I glance too late as it slips behind us. He twists in his seat, trying to read the next one.

“Weil am Rhein,” he reads slowly. Then, flatter, “That’s Germany.”

“I told you, the GPS put us on the A5 at Basel. That took us into Germany. I figured it was dodging tolls.”

A bend in the road opens to a small crossroads ahead. One arrow points left toward a town I can’t pronounce fast enough as we roll by. The other points straight.

Karlsruhe — 82 km.

Kip goes very still. “Hutch.”

I pretend not to hear the shift in his voice. “Yes?”

He turns in his seat. “Karlsruhe is not west.”

I ease off the accelerator, more because of the curve than the accusation. “Directional concepts are flexible.”

“Hutch.”

“It’s relative.”

He presses his thumb and forefinger into the bridge of his nose. “We’re supposed to be angling toward France.”

“We are angling.”

“No, we’re going east. Entirely opposite of the direction France is in. That is not angling.”

I exhale through my nose. “Only slightly.”

“Eighty-two kilometers to Karlsruhe is not slightly.”

Somewhere in the distance, a church bell starts chiming the hour.

Kip leans back in his seat, looking far too awake now. “This must be part of your ‘seeing more of Europe’ initiative.”

“I prefer to think of it as strategic exploration.”

He closes his eyes briefly. “We’re going the wrong way.”

I don’t argue. Because technically? He’s not wrong. Even though I still maintain it was the detour’s fault, not mine.

He runs a hand through his hair, exasperated, making it even more of an adorable mess than it was before. No, not adorable. Annoying. My hands itch to reach out and tamp it down just to see if I can tame it.

“We need to stop,” he insists. “Find a signal. Food. Something.”

“Now that,” I say, spotting a neon sign ahead that reads FRIE in flickering capital letters, with GASTHOF in smaller script underneath, “I can do.”

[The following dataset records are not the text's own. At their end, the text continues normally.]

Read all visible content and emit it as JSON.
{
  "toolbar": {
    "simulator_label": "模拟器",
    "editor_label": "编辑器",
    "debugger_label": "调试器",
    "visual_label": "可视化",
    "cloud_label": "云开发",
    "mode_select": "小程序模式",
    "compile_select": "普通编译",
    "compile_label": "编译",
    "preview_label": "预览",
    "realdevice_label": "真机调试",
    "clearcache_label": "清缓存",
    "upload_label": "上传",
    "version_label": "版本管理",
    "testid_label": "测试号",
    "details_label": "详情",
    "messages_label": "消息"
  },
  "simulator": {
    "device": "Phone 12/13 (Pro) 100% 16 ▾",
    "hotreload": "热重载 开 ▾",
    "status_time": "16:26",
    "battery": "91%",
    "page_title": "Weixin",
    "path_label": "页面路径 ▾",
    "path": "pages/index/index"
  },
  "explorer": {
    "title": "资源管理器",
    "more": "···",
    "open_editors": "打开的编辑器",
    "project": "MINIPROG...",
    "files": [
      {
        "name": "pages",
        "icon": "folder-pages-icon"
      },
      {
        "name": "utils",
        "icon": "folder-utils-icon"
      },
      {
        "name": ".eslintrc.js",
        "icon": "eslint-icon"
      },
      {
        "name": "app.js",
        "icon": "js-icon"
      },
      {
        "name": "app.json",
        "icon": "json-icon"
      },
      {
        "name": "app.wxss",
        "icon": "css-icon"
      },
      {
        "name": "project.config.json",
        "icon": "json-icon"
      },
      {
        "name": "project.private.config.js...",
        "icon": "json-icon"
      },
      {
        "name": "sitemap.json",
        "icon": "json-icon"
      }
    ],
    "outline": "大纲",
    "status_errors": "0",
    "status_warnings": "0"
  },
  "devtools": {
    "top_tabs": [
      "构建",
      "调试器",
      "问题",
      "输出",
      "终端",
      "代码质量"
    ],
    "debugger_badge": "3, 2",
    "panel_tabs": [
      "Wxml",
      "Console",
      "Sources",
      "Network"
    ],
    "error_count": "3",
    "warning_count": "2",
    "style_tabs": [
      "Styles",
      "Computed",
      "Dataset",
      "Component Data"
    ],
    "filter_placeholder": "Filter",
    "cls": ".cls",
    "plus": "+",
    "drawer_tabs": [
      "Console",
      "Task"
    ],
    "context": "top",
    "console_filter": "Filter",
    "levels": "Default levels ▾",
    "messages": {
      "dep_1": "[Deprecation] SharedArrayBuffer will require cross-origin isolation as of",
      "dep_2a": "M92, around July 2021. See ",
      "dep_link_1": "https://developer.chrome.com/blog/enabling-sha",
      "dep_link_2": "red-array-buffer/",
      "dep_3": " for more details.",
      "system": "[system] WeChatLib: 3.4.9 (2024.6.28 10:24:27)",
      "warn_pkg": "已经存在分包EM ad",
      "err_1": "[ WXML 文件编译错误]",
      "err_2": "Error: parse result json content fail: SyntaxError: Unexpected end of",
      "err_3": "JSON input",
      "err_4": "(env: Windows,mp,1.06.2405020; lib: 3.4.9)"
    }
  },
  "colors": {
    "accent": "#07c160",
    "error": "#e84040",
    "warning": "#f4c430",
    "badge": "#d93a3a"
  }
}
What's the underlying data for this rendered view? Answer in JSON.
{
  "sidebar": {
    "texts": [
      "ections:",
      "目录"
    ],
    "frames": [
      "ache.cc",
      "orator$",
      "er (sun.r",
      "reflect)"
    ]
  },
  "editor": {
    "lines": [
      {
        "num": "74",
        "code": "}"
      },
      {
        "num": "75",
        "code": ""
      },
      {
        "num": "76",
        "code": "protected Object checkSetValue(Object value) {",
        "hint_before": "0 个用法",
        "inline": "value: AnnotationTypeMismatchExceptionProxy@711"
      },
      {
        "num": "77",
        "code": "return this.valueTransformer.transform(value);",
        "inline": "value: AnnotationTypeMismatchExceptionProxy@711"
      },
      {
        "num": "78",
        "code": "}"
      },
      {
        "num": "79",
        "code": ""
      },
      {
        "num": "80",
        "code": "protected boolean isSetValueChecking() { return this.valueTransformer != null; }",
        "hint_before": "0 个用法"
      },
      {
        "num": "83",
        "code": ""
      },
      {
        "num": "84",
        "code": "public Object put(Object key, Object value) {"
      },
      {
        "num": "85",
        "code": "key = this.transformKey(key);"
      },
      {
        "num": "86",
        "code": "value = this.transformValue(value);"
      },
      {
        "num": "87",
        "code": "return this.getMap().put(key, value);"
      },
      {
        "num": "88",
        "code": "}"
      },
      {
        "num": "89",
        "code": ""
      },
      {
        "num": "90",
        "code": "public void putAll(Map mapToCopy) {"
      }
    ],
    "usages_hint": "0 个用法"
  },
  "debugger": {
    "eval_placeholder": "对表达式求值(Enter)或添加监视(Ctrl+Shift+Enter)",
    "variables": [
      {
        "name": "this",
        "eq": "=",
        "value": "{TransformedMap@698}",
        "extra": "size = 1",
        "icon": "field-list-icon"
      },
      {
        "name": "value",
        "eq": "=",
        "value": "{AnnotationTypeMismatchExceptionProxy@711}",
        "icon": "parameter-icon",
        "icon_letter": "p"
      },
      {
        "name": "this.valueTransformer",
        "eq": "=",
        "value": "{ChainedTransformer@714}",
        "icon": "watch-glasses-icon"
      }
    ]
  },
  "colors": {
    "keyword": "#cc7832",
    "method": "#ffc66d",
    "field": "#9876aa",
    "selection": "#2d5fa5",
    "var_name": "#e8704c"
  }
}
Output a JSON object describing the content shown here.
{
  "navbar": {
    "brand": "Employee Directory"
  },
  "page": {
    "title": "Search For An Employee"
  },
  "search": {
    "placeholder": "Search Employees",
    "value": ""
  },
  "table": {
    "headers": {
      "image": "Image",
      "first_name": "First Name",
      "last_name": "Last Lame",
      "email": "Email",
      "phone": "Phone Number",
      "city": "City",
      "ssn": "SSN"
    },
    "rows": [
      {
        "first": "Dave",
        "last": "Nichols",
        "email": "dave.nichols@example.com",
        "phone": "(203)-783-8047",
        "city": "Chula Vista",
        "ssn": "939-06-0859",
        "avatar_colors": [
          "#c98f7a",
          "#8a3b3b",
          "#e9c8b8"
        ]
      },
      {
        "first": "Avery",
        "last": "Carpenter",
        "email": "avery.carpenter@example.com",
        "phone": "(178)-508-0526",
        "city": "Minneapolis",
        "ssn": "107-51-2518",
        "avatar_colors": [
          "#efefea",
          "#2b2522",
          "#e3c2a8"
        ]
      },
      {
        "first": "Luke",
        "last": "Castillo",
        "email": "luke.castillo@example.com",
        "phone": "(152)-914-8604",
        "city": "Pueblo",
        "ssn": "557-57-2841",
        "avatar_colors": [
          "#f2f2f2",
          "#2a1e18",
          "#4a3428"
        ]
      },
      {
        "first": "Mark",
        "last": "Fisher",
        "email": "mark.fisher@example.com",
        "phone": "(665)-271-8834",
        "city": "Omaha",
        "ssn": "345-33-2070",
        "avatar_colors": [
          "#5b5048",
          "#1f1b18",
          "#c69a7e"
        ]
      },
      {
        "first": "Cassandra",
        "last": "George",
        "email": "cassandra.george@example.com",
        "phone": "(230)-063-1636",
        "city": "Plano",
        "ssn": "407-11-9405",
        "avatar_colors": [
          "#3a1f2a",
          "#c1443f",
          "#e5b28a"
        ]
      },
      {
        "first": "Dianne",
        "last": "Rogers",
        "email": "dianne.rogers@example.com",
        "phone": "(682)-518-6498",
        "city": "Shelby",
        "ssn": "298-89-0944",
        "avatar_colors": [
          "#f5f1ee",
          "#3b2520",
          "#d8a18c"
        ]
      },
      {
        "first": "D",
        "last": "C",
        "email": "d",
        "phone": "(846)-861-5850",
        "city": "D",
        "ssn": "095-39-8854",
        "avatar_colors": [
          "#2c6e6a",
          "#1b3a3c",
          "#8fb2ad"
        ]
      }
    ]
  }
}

Kip follows my gaze to a squat building with the international look of “barely habitable lodging and questionable food” and sighs. “Tell me that’s not our only option.”

“It’s either that or sleep in the van and survive on the green tea Kit Kats buried in my duffel.” I downshift as we turn into the parking lot.

He eyes the peeling paint, the sagging roof, the cracked windows. “That looks like the start of a horror movie.”

“Or the end of a very long day,” I counter, turning off the ignition, grabbing my bag, and swinging the door open. “Take your pick.”

He mutters something about being between a rock and a hard place. But that doesn’t stop him from hopping out of the van, wrestling his suitcase from the back seat, and striding toward the entrance like he owns the bloody place.